Instances of real-life overlap in these groups are also indicative of their statuses as victims rather than perpetrators; almost all U.S. asylum claims by LGBTQ+ refugees (98.4%)  were found by immigration officials to present a “credible or reasonable fear of persecution or torture”. Nonetheless, queer people and immigrants are framed as issues of safety in single gender spaces or to British and American society as a whole. Gender identity and migration have been securitized–-artificially linked to security concerns to justify their disparagement in political discourse.
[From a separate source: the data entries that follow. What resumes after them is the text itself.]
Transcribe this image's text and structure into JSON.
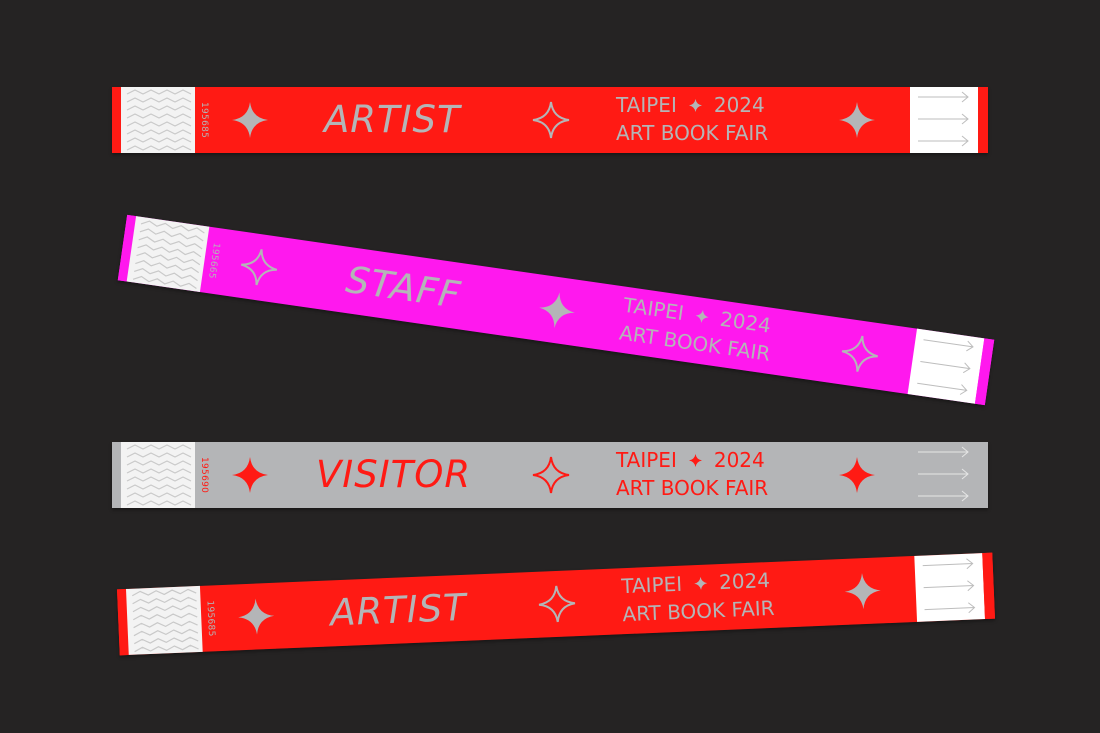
{
  "colors": {
    "background": "#252323",
    "red": "#ff1a14",
    "magenta": "#ff18ee",
    "grey": "#b4b5b7",
    "ink_silver": "#b4b5b7",
    "ink_red": "#ff1a14",
    "tab_white": "#f3f3f3"
  },
  "wristbands": [
    {
      "role": "ARTIST",
      "serial": "195685",
      "band_color": "red",
      "ink_color": "silver",
      "event_line1_left": "TAIPEI",
      "event_line1_right": "2024",
      "event_line2": "ART BOOK FAIR"
    },
    {
      "role": "STAFF",
      "serial": "195665",
      "band_color": "magenta",
      "ink_color": "silver",
      "event_line1_left": "TAIPEI",
      "event_line1_right": "2024",
      "event_line2": "ART BOOK FAIR"
    },
    {
      "role": "VISITOR",
      "serial": "195690",
      "band_color": "grey",
      "ink_color": "red",
      "event_line1_left": "TAIPEI",
      "event_line1_right": "2024",
      "event_line2": "ART BOOK FAIR"
    },
    {
      "role": "ARTIST",
      "serial": "195685",
      "band_color": "red",
      "ink_color": "silver",
      "event_line1_left": "TAIPEI",
      "event_line1_right": "2024",
      "event_line2": "ART BOOK FAIR"
    }
  ],
  "icons": {
    "sparkle": "four-point-star-icon",
    "arrow": "arrow-right-icon",
    "zigzag": "zigzag-security-pattern"
  }
}
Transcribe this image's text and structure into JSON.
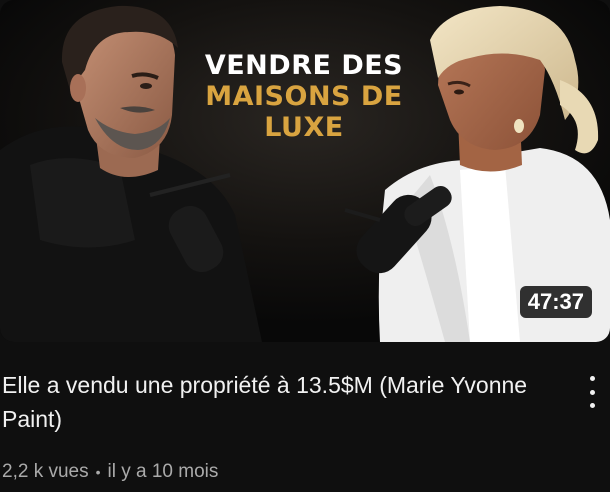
{
  "video": {
    "thumbnail": {
      "headline_line1": "VENDRE DES",
      "headline_line2": "MAISONS DE LUXE",
      "headline_accent_color": "#d9a440",
      "duration": "47:37"
    },
    "title": "Elle a vendu une propriété à 13.5$M (Marie Yvonne Paint)",
    "views": "2,2 k vues",
    "separator": "•",
    "published": "il y a 10 mois",
    "menu_icon": "more-vert-icon"
  }
}
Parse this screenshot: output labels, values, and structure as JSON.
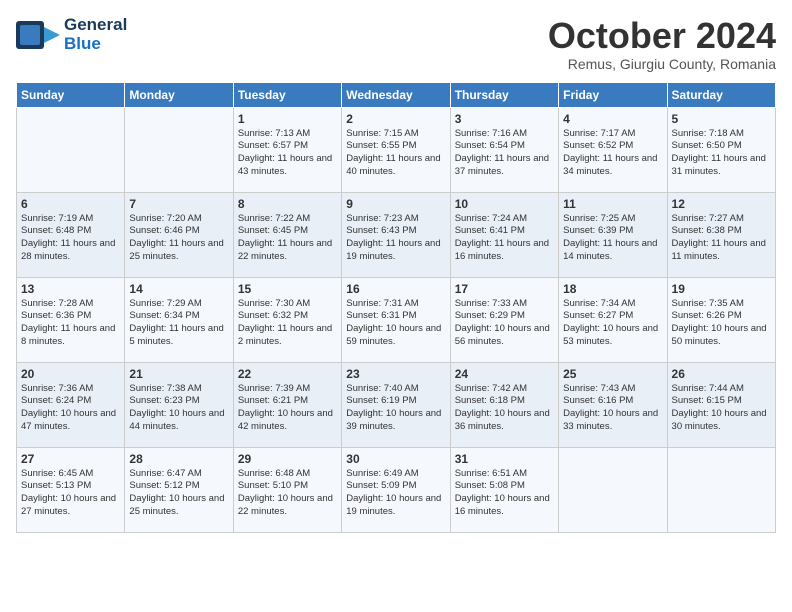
{
  "header": {
    "logo_line1": "General",
    "logo_line2": "Blue",
    "month": "October 2024",
    "location": "Remus, Giurgiu County, Romania"
  },
  "days_of_week": [
    "Sunday",
    "Monday",
    "Tuesday",
    "Wednesday",
    "Thursday",
    "Friday",
    "Saturday"
  ],
  "weeks": [
    [
      {
        "day": "",
        "content": ""
      },
      {
        "day": "",
        "content": ""
      },
      {
        "day": "1",
        "content": "Sunrise: 7:13 AM\nSunset: 6:57 PM\nDaylight: 11 hours and 43 minutes."
      },
      {
        "day": "2",
        "content": "Sunrise: 7:15 AM\nSunset: 6:55 PM\nDaylight: 11 hours and 40 minutes."
      },
      {
        "day": "3",
        "content": "Sunrise: 7:16 AM\nSunset: 6:54 PM\nDaylight: 11 hours and 37 minutes."
      },
      {
        "day": "4",
        "content": "Sunrise: 7:17 AM\nSunset: 6:52 PM\nDaylight: 11 hours and 34 minutes."
      },
      {
        "day": "5",
        "content": "Sunrise: 7:18 AM\nSunset: 6:50 PM\nDaylight: 11 hours and 31 minutes."
      }
    ],
    [
      {
        "day": "6",
        "content": "Sunrise: 7:19 AM\nSunset: 6:48 PM\nDaylight: 11 hours and 28 minutes."
      },
      {
        "day": "7",
        "content": "Sunrise: 7:20 AM\nSunset: 6:46 PM\nDaylight: 11 hours and 25 minutes."
      },
      {
        "day": "8",
        "content": "Sunrise: 7:22 AM\nSunset: 6:45 PM\nDaylight: 11 hours and 22 minutes."
      },
      {
        "day": "9",
        "content": "Sunrise: 7:23 AM\nSunset: 6:43 PM\nDaylight: 11 hours and 19 minutes."
      },
      {
        "day": "10",
        "content": "Sunrise: 7:24 AM\nSunset: 6:41 PM\nDaylight: 11 hours and 16 minutes."
      },
      {
        "day": "11",
        "content": "Sunrise: 7:25 AM\nSunset: 6:39 PM\nDaylight: 11 hours and 14 minutes."
      },
      {
        "day": "12",
        "content": "Sunrise: 7:27 AM\nSunset: 6:38 PM\nDaylight: 11 hours and 11 minutes."
      }
    ],
    [
      {
        "day": "13",
        "content": "Sunrise: 7:28 AM\nSunset: 6:36 PM\nDaylight: 11 hours and 8 minutes."
      },
      {
        "day": "14",
        "content": "Sunrise: 7:29 AM\nSunset: 6:34 PM\nDaylight: 11 hours and 5 minutes."
      },
      {
        "day": "15",
        "content": "Sunrise: 7:30 AM\nSunset: 6:32 PM\nDaylight: 11 hours and 2 minutes."
      },
      {
        "day": "16",
        "content": "Sunrise: 7:31 AM\nSunset: 6:31 PM\nDaylight: 10 hours and 59 minutes."
      },
      {
        "day": "17",
        "content": "Sunrise: 7:33 AM\nSunset: 6:29 PM\nDaylight: 10 hours and 56 minutes."
      },
      {
        "day": "18",
        "content": "Sunrise: 7:34 AM\nSunset: 6:27 PM\nDaylight: 10 hours and 53 minutes."
      },
      {
        "day": "19",
        "content": "Sunrise: 7:35 AM\nSunset: 6:26 PM\nDaylight: 10 hours and 50 minutes."
      }
    ],
    [
      {
        "day": "20",
        "content": "Sunrise: 7:36 AM\nSunset: 6:24 PM\nDaylight: 10 hours and 47 minutes."
      },
      {
        "day": "21",
        "content": "Sunrise: 7:38 AM\nSunset: 6:23 PM\nDaylight: 10 hours and 44 minutes."
      },
      {
        "day": "22",
        "content": "Sunrise: 7:39 AM\nSunset: 6:21 PM\nDaylight: 10 hours and 42 minutes."
      },
      {
        "day": "23",
        "content": "Sunrise: 7:40 AM\nSunset: 6:19 PM\nDaylight: 10 hours and 39 minutes."
      },
      {
        "day": "24",
        "content": "Sunrise: 7:42 AM\nSunset: 6:18 PM\nDaylight: 10 hours and 36 minutes."
      },
      {
        "day": "25",
        "content": "Sunrise: 7:43 AM\nSunset: 6:16 PM\nDaylight: 10 hours and 33 minutes."
      },
      {
        "day": "26",
        "content": "Sunrise: 7:44 AM\nSunset: 6:15 PM\nDaylight: 10 hours and 30 minutes."
      }
    ],
    [
      {
        "day": "27",
        "content": "Sunrise: 6:45 AM\nSunset: 5:13 PM\nDaylight: 10 hours and 27 minutes."
      },
      {
        "day": "28",
        "content": "Sunrise: 6:47 AM\nSunset: 5:12 PM\nDaylight: 10 hours and 25 minutes."
      },
      {
        "day": "29",
        "content": "Sunrise: 6:48 AM\nSunset: 5:10 PM\nDaylight: 10 hours and 22 minutes."
      },
      {
        "day": "30",
        "content": "Sunrise: 6:49 AM\nSunset: 5:09 PM\nDaylight: 10 hours and 19 minutes."
      },
      {
        "day": "31",
        "content": "Sunrise: 6:51 AM\nSunset: 5:08 PM\nDaylight: 10 hours and 16 minutes."
      },
      {
        "day": "",
        "content": ""
      },
      {
        "day": "",
        "content": ""
      }
    ]
  ]
}
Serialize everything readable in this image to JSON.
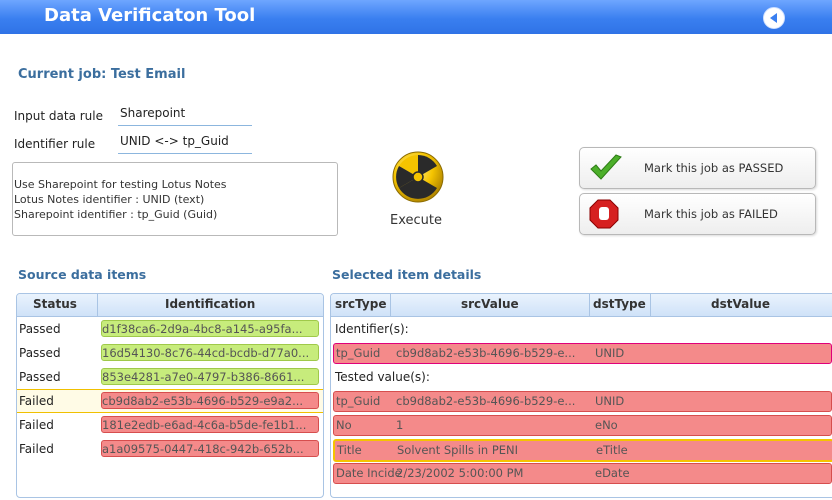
{
  "app": {
    "title": "Data Verificaton Tool"
  },
  "job": {
    "title": "Current job: Test Email"
  },
  "form": {
    "input_label": "Input data rule",
    "input_value": "Sharepoint",
    "identifier_label": "Identifier rule",
    "identifier_value": "UNID <-> tp_Guid",
    "description_lines": [
      "Use Sharepoint for testing Lotus Notes",
      "Lotus Notes identifier : UNID (text)",
      "Sharepoint  identifier : tp_Guid (Guid)"
    ]
  },
  "execute": {
    "label": "Execute"
  },
  "actions": {
    "passed_label": "Mark this job as PASSED",
    "failed_label": "Mark this job as FAILED"
  },
  "source": {
    "title": "Source data items",
    "columns": [
      "Status",
      "Identification"
    ],
    "rows": [
      {
        "status": "Passed",
        "id": "d1f38ca6-2d9a-4bc8-a145-a95fa..."
      },
      {
        "status": "Passed",
        "id": "16d54130-8c76-44cd-bcdb-d77a0..."
      },
      {
        "status": "Passed",
        "id": "853e4281-a7e0-4797-b386-8661..."
      },
      {
        "status": "Failed",
        "id": "cb9d8ab2-e53b-4696-b529-e9a2..."
      },
      {
        "status": "Failed",
        "id": "181e2edb-e6ad-4c6a-b5de-fe1b1..."
      },
      {
        "status": "Failed",
        "id": "a1a09575-0447-418c-942b-652b..."
      }
    ]
  },
  "details": {
    "title": "Selected item details",
    "columns": [
      "srcType",
      "srcValue",
      "dstType",
      "dstValue"
    ],
    "identifier_group": "Identifier(s):",
    "tested_group": "Tested value(s):",
    "identifier_row": {
      "srcType": "tp_Guid",
      "srcValue": "cb9d8ab2-e53b-4696-b529-e...",
      "dstType": "UNID",
      "dstValue": ""
    },
    "tested_rows": [
      {
        "srcType": "tp_Guid",
        "srcValue": "cb9d8ab2-e53b-4696-b529-e...",
        "dstType": "UNID",
        "dstValue": ""
      },
      {
        "srcType": "No",
        "srcValue": "1",
        "dstType": "eNo",
        "dstValue": ""
      },
      {
        "srcType": "Title",
        "srcValue": "Solvent Spills in PENI",
        "dstType": "eTitle",
        "dstValue": ""
      },
      {
        "srcType": "Date Incide",
        "srcValue": "2/23/2002 5:00:00 PM",
        "dstType": "eDate",
        "dstValue": ""
      }
    ]
  },
  "colors": {
    "titlebar": "#3a7ff0",
    "passed": "#c7ec7c",
    "failed": "#f48a8a",
    "section": "#3b6e9e"
  },
  "icons": [
    "back-arrow-icon",
    "radiation-icon",
    "check-icon",
    "stop-hand-icon"
  ]
}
Engineering panic over borders and bathrooms is a useful method of reframing attitudes of racism, xenophobia, transphobia, and sexism into more viable issues of national security. In much of mainstream politics, it’s not okay to boastfully subscribe to norms of patriarchy and racism anymore—therefore, proponents of these ideologies must do so in another way, finding suitable enemies at whom to point accusatory fingers. Maintaining British nationalism by simply claiming the superiority of its people over foreign-born immigrants isn’t as palatable today as it was a century ago; however, falsely claiming that one in twelve Londoners are undocumented migrants usurping the capital stirs up similar sentiments (this statistic was rescinded by the Telegraph after press regulators proved it inaccurate). It’s also much easier for Donald Trump to reinforce incorrect patriarchal standards about women’s bodies—even for cisgender women, such as boxer Imane Khelif who was “transvestigated” for her success—by framing sexist commentary as a crackdown on transgender issues. 


Our eyes are on the wrong people; those who are already marginalized, outnumbered, and victimized do not deserve our social exclusion or our political blame. It’s convenient that our flailing politicians kick the people who are already down and frame it as our protection rather than oppression. As put by trans Ukrainian refugee Ayman Eckford, “the erosion of human rights always begins with minorities”. Bigotry rooted in patriarchy and racism does not stop at easy targets.